Show HN: Basic Set Operations - alephnullco
https://sets.alephnull.co
======
CarolineW
I can see how some people would want a web-based tool to used quickly and
easily, although personally it's not the approach I would take. Many years ago
I wrote python programs set_minus, set_union, and set_intersect that take two
(or more) sets and print the appropriate result. For example

    
    
        set_minus A B
    

... prints every line in A that's not in B. Similarly the others.

Fast, clean, command-line, results to be piped to be processed or put into
files.

Alternatively, if you want to union files you can just do this:

    
    
        sort A B | sort -u
    

If you want to find the intersection:

    
    
        sort <( sort -u A ) <( sort -u B ) \
        | uniq -c \
        | grep " 2 " \
        | sed "s/^ *2 *//"
    

So all these things are easily done from the command line.

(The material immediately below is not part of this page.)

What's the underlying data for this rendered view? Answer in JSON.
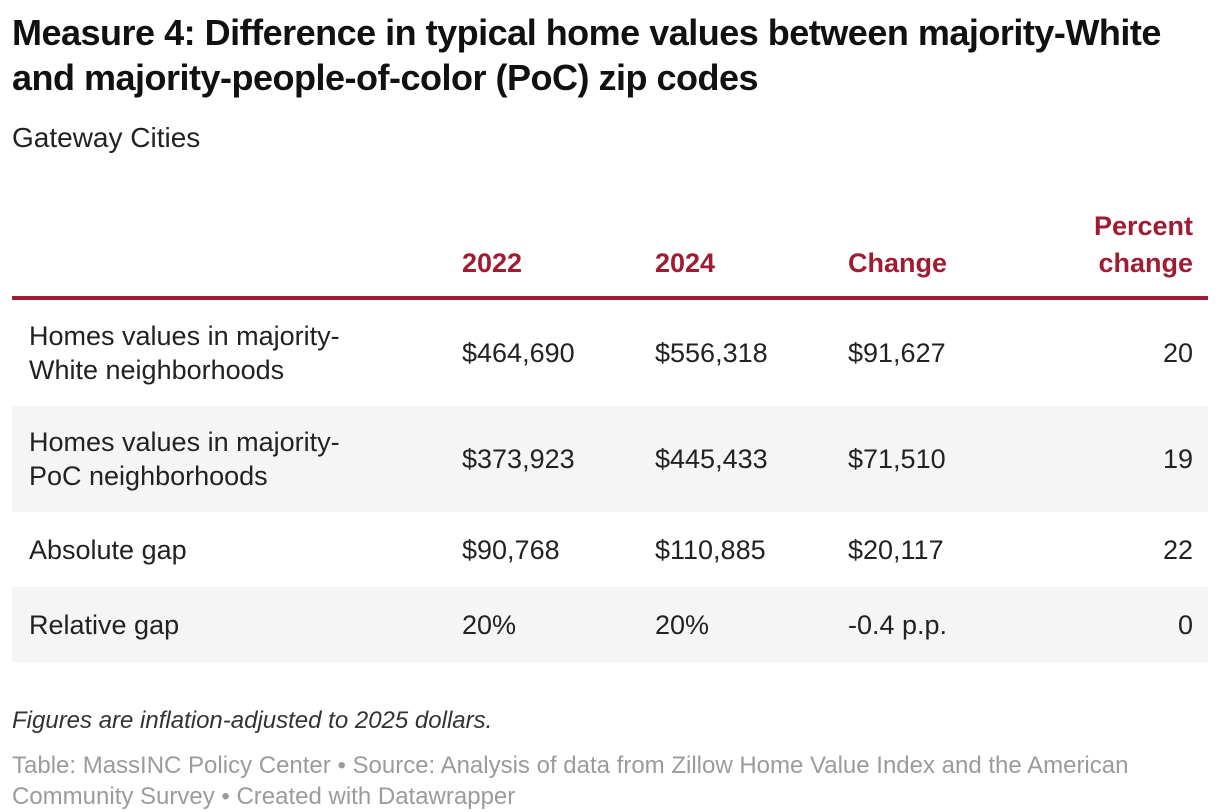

Even so, as I said, I can see how some people would want a web-based tool, so
thanks for sharing!

------
alephnullco
Hey guys!

I thought this might be interesting to other people! I built this little tool
because I often found myself needing to quickly calculate a union,
intersection, or difference of two lists, but there wasn't an easy way to it
(aside from pulling up Excel and building a v-lookup).

I thought it might be useful to share, I've been using it a bunch to just
quickly do some data operations and then drop the result into a SQL query or
job processor.

Let me know if you have any feedback!